WASHINGTON (AFP) - Les relents de guerre froide émanant de la crise russo-géorgienne risquent de priver les astronautes américains d'un accès à l'espace en incitant le Congrès à empêcher la Nasa d'acheter des vols du Soyouz russe après la mise à la retraite des navettes spatiales des Etats-Unis.
Les trois navettes spatiales américaines arrêteront de voler en octobre 2010 quand la construction de la Station spatiale internationale (ISS) sera achevée.
Le successeur de la navette, la capsule Orion, actuellement en développement dans le cadre du programme Constellation visant au retour des Américains sur la Lune, ne décollera pas avant 2015 au plus tôt.
Dans la mesure où le budget annuel de 17,5 milliards de dollars de la Nasa est insuffisant pour continuer à faire voler la navette tout en finançant Constellation, l'Agence spatiale a décidé d'acheter les services du Soyouz pour accéder à l'ISS durant cette période de transition.
Le Soyouz est le seul système avec la navette américaine capable de transporter des astronautes à l'ISS et de les ramener sur Terre.
Mais pour que la Nasa puisse conclure un accord commercial avec son homologue russe pour acquérir les services du Soyouz, le Congrès américain doit voter une exemption à une loi de 2000 interdisant aux agences fédérales de passer des contrats avec des pays ayant aidé l'Iran et la Corée du Nord dans leur programme nucléaire. La Russie figure parmi ces nations.
Une telle exemption faisait déjà l'objet d'une forte opposition au Sénat avant même le début du conflit russo-géorgien le 8 août et maintenant les chances de la voir adopter sont très faibles, selon le sénateur Bill Nelson, démocrate de Floride (sud-est).
"Dans une année électorale, c'était déjà difficile d'obtenir du Congrès une exemption pour payer des centaines de millions de dollars à une Russie de plus en plus agressive et dont le Premier ministre (Vladimir Poutine) se comporte comme un tsar", a récemment déclaré devant la presse le sénateur. "Je dirais maintenant que cela est presque impossible", a-t-il ajouté.

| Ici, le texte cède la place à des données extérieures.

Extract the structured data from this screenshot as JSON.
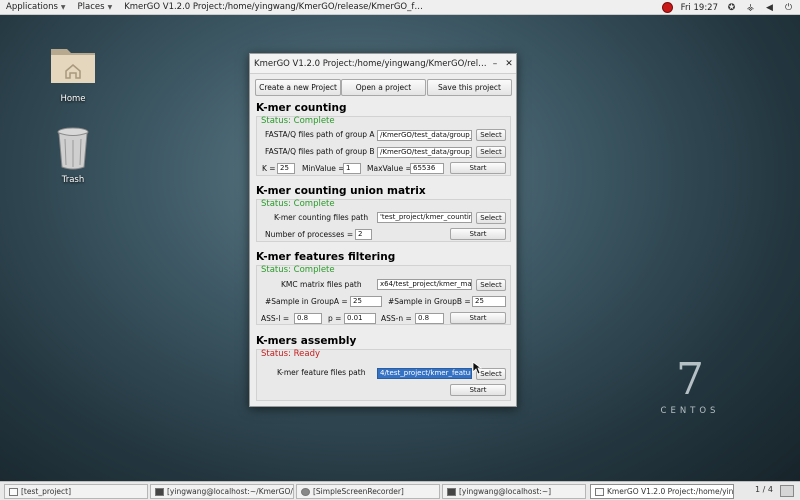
{
  "topbar": {
    "applications": "Applications",
    "places": "Places",
    "window_title": "KmerGO V1.2.0 Project:/home/yingwang/KmerGO/release/KmerGO_for_linux_...",
    "clock": "Fri 19:27"
  },
  "desktop": {
    "home_label": "Home",
    "trash_label": "Trash",
    "brand_number": "7",
    "brand_word": "CENTOS"
  },
  "window": {
    "title": "KmerGO V1.2.0 Project:/home/yingwang/KmerGO/release/...",
    "buttons": {
      "create": "Create a new Project",
      "open": "Open a project",
      "save": "Save this project"
    },
    "counting": {
      "title": "K-mer counting",
      "status": "Status: Complete",
      "group_a_label": "FASTA/Q files path of group A",
      "group_a_value": "/KmerGO/test_data/group_A",
      "group_b_label": "FASTA/Q files path of group B",
      "group_b_value": "/KmerGO/test_data/group_B",
      "k_label": "K =",
      "k_value": "25",
      "min_label": "MinValue =",
      "min_value": "1",
      "max_label": "MaxValue =",
      "max_value": "65536",
      "select": "Select",
      "start": "Start"
    },
    "union": {
      "title": "K-mer counting union matrix",
      "status": "Status: Complete",
      "path_label": "K-mer counting files path",
      "path_value": "'test_project/kmer_countings",
      "proc_label": "Number of processes =",
      "proc_value": "2",
      "select": "Select",
      "start": "Start"
    },
    "filtering": {
      "title": "K-mer features filtering",
      "status": "Status: Complete",
      "path_label": "KMC matrix files path",
      "path_value": "x64/test_project/kmer_matrix",
      "sa_label": "#Sample in GroupA =",
      "sa_value": "25",
      "sb_label": "#Sample in GroupB =",
      "sb_value": "25",
      "assl_label": "ASS-l =",
      "assl_value": "0.8",
      "p_label": "p =",
      "p_value": "0.01",
      "assn_label": "ASS-n =",
      "assn_value": "0.8",
      "select": "Select",
      "start": "Start"
    },
    "assembly": {
      "title": "K-mers assembly",
      "status": "Status: Ready",
      "path_label": "K-mer feature files path",
      "path_value": "4/test_project/kmer_features",
      "select": "Select",
      "start": "Start"
    }
  },
  "taskbar": {
    "tasks": [
      "[test_project]",
      "[yingwang@localhost:~/KmerGO/rel...",
      "[SimpleScreenRecorder]",
      "[yingwang@localhost:~]",
      "KmerGO V1.2.0 Project:/home/ying..."
    ],
    "pager": "1 / 4"
  },
  "colors": {
    "status_complete": "#2a9a2a",
    "status_ready": "#c41e1e",
    "selection": "#3572c4"
  }
}
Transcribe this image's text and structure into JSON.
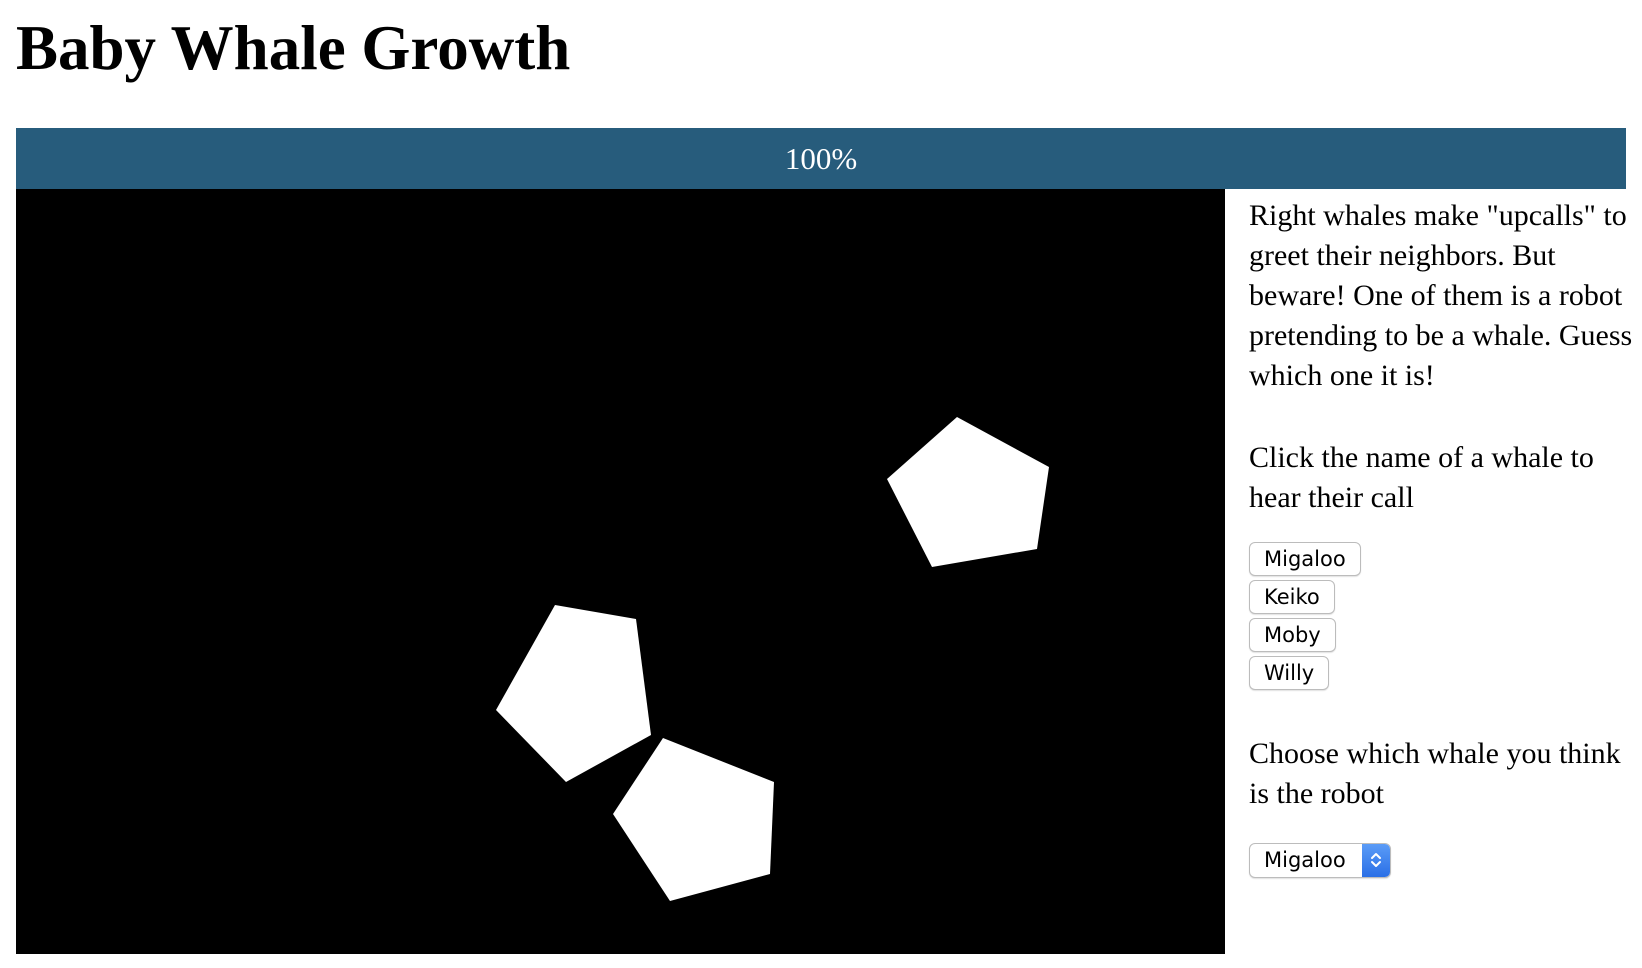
{
  "page": {
    "title": "Baby Whale Growth"
  },
  "progress": {
    "label": "100%",
    "value": 1.0,
    "color": "#275c7c"
  },
  "scene": {
    "background": "#000000",
    "shape_color": "#ffffff",
    "shapes": [
      "pentagon",
      "pentagon",
      "pentagon"
    ]
  },
  "sidebar": {
    "intro": "Right whales make \"upcalls\" to greet their neighbors. But beware! One of them is a robot pretending to be a whale. Guess which one it is!",
    "instruction": "Click the name of a whale to hear their call",
    "whales": [
      "Migaloo",
      "Keiko",
      "Moby",
      "Willy"
    ],
    "choose_prompt": "Choose which whale you think is the robot",
    "robot_select": {
      "selected": "Migaloo",
      "arrow_icon": "chevron-up-down-icon",
      "arrow_color": "#3b82f0"
    }
  }
}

Bill Nelson, favorable à cette exemption, a jugé très possible que le Congrès la bloque, privant ainsi les Etats-Unis de moyens d'accéder à l'ISS après 2011 et laissant la Station internationale "se désintégrer dans l'atmosphère ou la cédant aux Russes et à d'autres pays".
L'ISS, un investissement de cent milliards de dollars financés en grande partie par les Etats-Unis, requiert une présence humaine permanente pour son entretien.

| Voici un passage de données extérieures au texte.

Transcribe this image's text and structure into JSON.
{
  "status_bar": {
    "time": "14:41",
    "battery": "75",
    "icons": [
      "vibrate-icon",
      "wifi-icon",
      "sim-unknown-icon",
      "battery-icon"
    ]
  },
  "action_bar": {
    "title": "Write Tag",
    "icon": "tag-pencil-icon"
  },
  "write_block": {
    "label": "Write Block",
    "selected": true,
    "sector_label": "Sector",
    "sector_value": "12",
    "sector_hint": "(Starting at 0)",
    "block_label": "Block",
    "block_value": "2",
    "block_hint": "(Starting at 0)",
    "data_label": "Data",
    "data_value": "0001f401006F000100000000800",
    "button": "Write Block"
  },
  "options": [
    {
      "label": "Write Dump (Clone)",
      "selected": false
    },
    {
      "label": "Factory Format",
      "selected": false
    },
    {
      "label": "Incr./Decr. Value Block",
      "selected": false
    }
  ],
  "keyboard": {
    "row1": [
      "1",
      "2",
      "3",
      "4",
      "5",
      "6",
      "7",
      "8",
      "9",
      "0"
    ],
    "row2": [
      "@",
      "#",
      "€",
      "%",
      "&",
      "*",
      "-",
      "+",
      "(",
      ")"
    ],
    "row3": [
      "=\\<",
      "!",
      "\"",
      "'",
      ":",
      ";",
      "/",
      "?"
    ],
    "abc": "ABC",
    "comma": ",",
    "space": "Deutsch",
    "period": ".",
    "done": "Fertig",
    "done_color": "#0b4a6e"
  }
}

Même si l'exemption est accordée, il est possible que Moscou essaie un jour de tirer avantage du Soyouz à des fin géopolitiques, estime Vincent Sabatier, expert au Center for Strategic and International Studies, un centre de recherches privé de Washington.
"Au regard des récentes actions russes avec la fourniture d'énergie, on ne peut exclure qu'ils puissent bloquer l'accès à l'ISS aux Américains pour des raisons géopolitiques en prétextant un problème technique", dit-il.
La Nasa se montre rassurante sur ce sujet: "S'il est possible que des problèmes entre gouvernements puissent avoir potentiellement un impact, la Nasa pense qu'elle pourra toujours dépendre des Soyouz pour ses futures activités avec l'ISS", indique un communiqué.
Selon John Logsdon, directeur du Space Policy Center à l'université George Washington, le "Congrès va probablement voter dans les prochains mois l'exemption" si la Russie respecte ses engagements pris à l'égard de la Géorgie. "Il n'y a pas d'autre alternative viable au Soyouz" d'ici 2015, dit-il à l'AFP.
Michael Griffin, le patron de la Nasa, juge cette situation préoccupante. "Je pense qu'il est dangereux de se trouver dans cette situation", avait-il déclaré à l'AFP quelques jours avant la crise en Géorgie.
"Si quoi que ce soit arrive aux Soyouz durant ces cinq ans, nous n'aurons aucun accès à l'ISS ce qui est très préoccupant", avait-il ajouté.